Fraction

Now we talked about how fraction takes its natural shape - spherical. If you remember what was said earlier about weightlessness of the falling body and take in the calculation that at the very beginning of the fall one can neglect the negligible air resistance, then realize that the falling portions of the liquid must also take the form of balls. Indeed, falling rain drops have the shape of balls. Fraction is nothing but the frozen droplets of molten lead, which when forced from the factory is forced to fall with drops from a great height into cold water: there the shot solidifies in the form of perfectly regular balls.

Now we talked about how fraction takes its natural shape - spherical

So cast shot is called "tower", because when cast it is forced to fall from the top of a high "crusher" tower. The towers of the crusher plant are of metal construction and reach a height of 45 m; in the uppermost part there is a foundry with melting pots, at the bottom - a tank with water. The cast shot is subject to sorting and finishing. A drop of molten lead freezes into a fraction during the fall; A tank with water is needed only to soften the impact of the pellet in the fall and prevent the distortion of its spherical shape. (A shot with a diameter of more than 6 mm, so-called buckshot, is made differently: cutting out wire pieces, then rolling.)

From the water comes the shot to the drying table, and then to the rotating drum, where it is poured for a long time, to wipe small irregularities on the surface of the grains.

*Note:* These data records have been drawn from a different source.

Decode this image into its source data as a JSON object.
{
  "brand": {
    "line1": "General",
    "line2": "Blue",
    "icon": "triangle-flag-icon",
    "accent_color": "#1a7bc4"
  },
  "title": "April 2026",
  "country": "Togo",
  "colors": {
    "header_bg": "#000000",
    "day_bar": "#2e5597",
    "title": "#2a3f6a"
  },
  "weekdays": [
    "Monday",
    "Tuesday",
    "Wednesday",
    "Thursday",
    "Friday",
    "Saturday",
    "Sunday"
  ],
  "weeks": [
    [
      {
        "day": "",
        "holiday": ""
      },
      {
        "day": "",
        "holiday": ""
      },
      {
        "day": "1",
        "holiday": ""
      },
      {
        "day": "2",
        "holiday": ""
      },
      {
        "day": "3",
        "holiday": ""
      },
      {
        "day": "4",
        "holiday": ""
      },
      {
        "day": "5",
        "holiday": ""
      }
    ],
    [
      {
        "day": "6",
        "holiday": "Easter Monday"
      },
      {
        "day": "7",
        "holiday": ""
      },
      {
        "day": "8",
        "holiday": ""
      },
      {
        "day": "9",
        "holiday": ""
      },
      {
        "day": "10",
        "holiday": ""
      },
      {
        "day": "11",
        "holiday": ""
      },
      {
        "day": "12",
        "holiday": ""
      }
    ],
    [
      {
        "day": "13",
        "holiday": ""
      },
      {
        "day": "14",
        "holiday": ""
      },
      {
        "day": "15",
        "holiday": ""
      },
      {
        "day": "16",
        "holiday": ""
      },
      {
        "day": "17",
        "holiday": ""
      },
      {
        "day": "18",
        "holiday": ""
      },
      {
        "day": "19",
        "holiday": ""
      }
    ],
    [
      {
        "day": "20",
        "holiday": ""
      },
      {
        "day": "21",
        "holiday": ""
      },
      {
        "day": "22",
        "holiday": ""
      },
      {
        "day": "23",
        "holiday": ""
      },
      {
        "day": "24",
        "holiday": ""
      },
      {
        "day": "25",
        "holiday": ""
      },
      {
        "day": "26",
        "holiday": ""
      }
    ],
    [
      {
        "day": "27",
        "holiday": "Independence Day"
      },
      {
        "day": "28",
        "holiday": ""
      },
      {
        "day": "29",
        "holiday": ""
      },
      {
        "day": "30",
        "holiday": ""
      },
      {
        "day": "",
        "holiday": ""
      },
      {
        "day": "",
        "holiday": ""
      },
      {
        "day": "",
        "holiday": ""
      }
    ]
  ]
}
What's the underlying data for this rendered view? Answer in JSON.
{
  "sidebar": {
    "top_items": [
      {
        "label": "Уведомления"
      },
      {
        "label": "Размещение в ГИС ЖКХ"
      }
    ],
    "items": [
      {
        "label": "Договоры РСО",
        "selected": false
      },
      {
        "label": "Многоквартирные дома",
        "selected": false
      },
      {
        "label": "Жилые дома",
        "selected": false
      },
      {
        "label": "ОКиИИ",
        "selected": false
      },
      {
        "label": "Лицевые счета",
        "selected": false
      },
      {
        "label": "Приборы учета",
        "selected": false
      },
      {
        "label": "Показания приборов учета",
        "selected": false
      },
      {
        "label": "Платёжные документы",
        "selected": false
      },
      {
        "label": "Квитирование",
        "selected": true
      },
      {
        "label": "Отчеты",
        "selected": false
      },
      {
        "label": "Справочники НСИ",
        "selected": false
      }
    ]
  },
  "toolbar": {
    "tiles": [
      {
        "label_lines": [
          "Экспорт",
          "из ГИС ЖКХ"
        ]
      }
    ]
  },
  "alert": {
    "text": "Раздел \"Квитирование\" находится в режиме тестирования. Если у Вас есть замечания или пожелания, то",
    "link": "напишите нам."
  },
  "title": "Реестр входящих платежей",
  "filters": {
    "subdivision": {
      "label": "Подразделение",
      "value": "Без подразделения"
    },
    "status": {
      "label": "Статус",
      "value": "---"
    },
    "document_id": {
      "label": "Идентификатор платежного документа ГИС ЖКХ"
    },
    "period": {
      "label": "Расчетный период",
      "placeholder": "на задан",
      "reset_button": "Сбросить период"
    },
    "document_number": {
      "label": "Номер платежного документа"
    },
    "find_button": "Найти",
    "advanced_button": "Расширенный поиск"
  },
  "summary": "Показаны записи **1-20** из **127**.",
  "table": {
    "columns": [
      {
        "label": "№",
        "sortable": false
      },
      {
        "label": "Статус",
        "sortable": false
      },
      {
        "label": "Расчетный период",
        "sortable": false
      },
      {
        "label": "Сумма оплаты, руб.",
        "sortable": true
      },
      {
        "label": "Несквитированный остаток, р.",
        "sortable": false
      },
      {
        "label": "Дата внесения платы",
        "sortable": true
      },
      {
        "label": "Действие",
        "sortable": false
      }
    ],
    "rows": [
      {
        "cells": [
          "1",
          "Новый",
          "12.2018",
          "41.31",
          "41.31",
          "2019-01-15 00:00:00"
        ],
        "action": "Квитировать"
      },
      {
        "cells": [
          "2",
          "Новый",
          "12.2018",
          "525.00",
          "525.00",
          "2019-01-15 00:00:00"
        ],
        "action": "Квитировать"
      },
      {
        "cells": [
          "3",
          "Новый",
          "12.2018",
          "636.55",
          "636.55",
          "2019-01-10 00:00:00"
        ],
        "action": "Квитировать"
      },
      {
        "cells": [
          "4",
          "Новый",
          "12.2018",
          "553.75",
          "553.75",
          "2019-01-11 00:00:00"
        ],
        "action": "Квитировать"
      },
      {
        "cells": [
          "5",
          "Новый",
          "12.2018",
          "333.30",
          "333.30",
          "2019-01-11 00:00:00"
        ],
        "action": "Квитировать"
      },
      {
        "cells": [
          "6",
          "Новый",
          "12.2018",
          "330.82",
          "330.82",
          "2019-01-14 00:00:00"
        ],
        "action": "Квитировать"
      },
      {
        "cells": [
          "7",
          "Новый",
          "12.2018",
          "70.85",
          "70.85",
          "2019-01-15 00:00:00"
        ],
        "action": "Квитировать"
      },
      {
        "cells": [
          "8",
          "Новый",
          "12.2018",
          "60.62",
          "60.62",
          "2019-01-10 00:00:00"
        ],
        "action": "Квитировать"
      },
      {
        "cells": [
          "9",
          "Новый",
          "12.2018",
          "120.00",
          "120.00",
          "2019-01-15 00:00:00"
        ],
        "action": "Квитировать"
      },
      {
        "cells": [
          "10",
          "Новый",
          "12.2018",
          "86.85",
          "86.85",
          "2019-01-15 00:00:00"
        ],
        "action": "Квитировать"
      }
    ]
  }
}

Smoothed grains are poured on the upper edge of the system of slightly inclined planes: the right spherical pellets roll to the bottom, and the wrong ones roll off to the side sooner or later and enter the perifulation. The selective fraction is sorted through the screens and then finally polished by rotation in drums with the addition of graphite.

A good shot should be heavy, spherical, flat and firm, to avoid lead when shooting. In terms of the size of the fractions, the fraction is denoted by numbers, letters and features, the largest varieties of which are called grains, the smallest - dunst.